Reputation: 1130
I have a simple code to convert categorical data into one hot encoding in python:
a,1,p
b,3,r
a,5,t
I tried to convert them with python OneHotEncoder:
from sklearn.cross_validation import train_test_split
from sklearn.preprocessing import OneHotEncoder
import pandas as pd
import numpy as np
data = pd.read_csv("C:\\test.txt", sep=",", header=None)
one_hot_encoder = OneHotEncoder(categorical_features=[0,2])
one_hot_encoder.fit(data.values)
This piece of code does not work and throws an error
ValueError: could not convert string to float: 't'
Can you please help me?
Upvotes: 1
Views: 755
Reputation: 116
@user3104352,
I encountered the same behavior and found it frustrating.
Scikit-Learn requires all data to be numerical before it even considers selecting the columns provided in the categorical_features
parameter.
Specifically, the column selection is handled by the _transform_selected()

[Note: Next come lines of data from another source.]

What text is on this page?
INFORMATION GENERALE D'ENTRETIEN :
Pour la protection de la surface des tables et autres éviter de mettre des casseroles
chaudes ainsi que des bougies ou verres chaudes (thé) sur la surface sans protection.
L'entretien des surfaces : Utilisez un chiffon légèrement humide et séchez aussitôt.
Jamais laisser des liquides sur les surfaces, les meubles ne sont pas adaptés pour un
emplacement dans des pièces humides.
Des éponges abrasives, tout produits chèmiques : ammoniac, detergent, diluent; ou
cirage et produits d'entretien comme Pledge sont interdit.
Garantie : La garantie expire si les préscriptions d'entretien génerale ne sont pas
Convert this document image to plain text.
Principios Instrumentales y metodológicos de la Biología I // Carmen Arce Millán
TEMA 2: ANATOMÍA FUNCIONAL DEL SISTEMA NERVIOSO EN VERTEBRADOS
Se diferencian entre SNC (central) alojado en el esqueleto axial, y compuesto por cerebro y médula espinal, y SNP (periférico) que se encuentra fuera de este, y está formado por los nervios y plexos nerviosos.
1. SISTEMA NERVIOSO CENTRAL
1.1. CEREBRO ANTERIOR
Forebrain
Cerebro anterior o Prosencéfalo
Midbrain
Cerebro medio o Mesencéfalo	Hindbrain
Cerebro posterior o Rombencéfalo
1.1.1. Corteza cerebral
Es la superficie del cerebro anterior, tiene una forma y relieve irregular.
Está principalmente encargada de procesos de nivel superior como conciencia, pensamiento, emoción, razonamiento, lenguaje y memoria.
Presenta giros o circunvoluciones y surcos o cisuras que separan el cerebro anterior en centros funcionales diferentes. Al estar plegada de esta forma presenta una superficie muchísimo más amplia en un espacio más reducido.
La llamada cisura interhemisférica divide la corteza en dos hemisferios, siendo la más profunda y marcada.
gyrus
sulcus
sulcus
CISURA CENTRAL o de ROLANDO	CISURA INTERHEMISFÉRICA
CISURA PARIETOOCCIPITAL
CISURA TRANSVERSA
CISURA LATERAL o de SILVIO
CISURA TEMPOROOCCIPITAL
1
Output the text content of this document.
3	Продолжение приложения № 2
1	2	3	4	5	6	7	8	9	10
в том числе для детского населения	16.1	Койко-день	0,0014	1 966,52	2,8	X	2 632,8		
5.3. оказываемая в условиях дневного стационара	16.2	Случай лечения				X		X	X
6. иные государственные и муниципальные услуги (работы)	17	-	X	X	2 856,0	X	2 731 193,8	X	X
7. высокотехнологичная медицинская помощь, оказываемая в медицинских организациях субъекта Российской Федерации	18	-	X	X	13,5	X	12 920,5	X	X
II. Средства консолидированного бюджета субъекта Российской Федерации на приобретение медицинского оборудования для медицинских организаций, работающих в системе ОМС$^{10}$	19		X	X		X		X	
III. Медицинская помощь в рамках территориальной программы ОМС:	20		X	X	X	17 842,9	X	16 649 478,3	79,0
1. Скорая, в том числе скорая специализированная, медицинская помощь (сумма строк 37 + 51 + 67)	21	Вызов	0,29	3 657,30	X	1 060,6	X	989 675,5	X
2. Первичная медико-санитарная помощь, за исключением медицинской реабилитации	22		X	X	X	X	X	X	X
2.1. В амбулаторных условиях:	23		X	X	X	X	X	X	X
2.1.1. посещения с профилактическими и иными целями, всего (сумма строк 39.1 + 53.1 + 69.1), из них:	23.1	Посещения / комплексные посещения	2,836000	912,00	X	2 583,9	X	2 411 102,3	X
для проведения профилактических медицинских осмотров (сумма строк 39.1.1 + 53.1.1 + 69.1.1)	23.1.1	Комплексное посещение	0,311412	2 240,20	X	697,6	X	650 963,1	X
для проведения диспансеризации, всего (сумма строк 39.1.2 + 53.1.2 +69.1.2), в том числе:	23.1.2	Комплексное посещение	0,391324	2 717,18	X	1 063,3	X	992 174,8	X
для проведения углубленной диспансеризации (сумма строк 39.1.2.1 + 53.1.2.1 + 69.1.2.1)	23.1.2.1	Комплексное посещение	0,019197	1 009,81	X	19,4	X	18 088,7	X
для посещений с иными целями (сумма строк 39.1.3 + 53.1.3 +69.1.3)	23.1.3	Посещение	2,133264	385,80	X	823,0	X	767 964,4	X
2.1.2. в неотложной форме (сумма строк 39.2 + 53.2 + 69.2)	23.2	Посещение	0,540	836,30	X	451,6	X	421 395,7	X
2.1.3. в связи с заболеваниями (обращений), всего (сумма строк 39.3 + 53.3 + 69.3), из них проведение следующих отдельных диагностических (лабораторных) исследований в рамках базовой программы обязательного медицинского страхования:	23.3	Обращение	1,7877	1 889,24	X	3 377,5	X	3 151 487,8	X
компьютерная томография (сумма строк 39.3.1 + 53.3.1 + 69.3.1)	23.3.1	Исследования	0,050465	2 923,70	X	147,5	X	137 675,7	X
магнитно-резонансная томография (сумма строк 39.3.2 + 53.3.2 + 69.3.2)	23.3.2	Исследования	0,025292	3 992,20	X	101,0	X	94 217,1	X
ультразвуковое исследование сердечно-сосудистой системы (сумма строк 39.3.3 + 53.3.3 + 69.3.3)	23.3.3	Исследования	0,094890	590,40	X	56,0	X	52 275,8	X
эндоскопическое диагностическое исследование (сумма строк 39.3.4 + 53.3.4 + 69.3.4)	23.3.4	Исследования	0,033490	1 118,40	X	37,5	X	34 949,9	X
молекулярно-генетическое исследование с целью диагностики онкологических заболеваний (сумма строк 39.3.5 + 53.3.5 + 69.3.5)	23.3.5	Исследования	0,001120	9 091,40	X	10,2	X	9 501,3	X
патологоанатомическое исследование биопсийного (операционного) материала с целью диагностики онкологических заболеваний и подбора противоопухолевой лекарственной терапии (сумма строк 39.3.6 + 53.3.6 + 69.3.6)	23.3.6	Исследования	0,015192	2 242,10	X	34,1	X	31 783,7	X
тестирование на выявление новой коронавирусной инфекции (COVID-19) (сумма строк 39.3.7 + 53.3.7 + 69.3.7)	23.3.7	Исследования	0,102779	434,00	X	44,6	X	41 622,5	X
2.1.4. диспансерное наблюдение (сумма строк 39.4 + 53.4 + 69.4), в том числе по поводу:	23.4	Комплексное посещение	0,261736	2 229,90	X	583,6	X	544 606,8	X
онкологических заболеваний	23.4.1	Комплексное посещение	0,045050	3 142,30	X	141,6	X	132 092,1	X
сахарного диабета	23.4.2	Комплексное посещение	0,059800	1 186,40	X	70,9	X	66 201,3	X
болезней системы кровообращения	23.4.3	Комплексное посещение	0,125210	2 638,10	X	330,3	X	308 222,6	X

method in /sklearn/preprocessing/data.py and the very first line of that method is
X = check_array(X, accept_sparse='csc', copy=copy, dtype=FLOAT_DTYPES)
.
This check fails if any of the data in the provided dataframe X
cannot be successfully converted to a float.
I agree that the documentation of sklearn.preprocessing.OneHotEncoder is very misleading in that regard.
Upvotes: 1
Reputation: 116
Try this:
from sklearn import preprocessing
for c in df.columns:
df[c]=df[c].apply(str)
le=preprocessing.LabelEncoder().fit(df[c])
df[c] =le.transform(df[c])
pd.to_numeric(df[c]).astype(np.float)
Upvotes: 1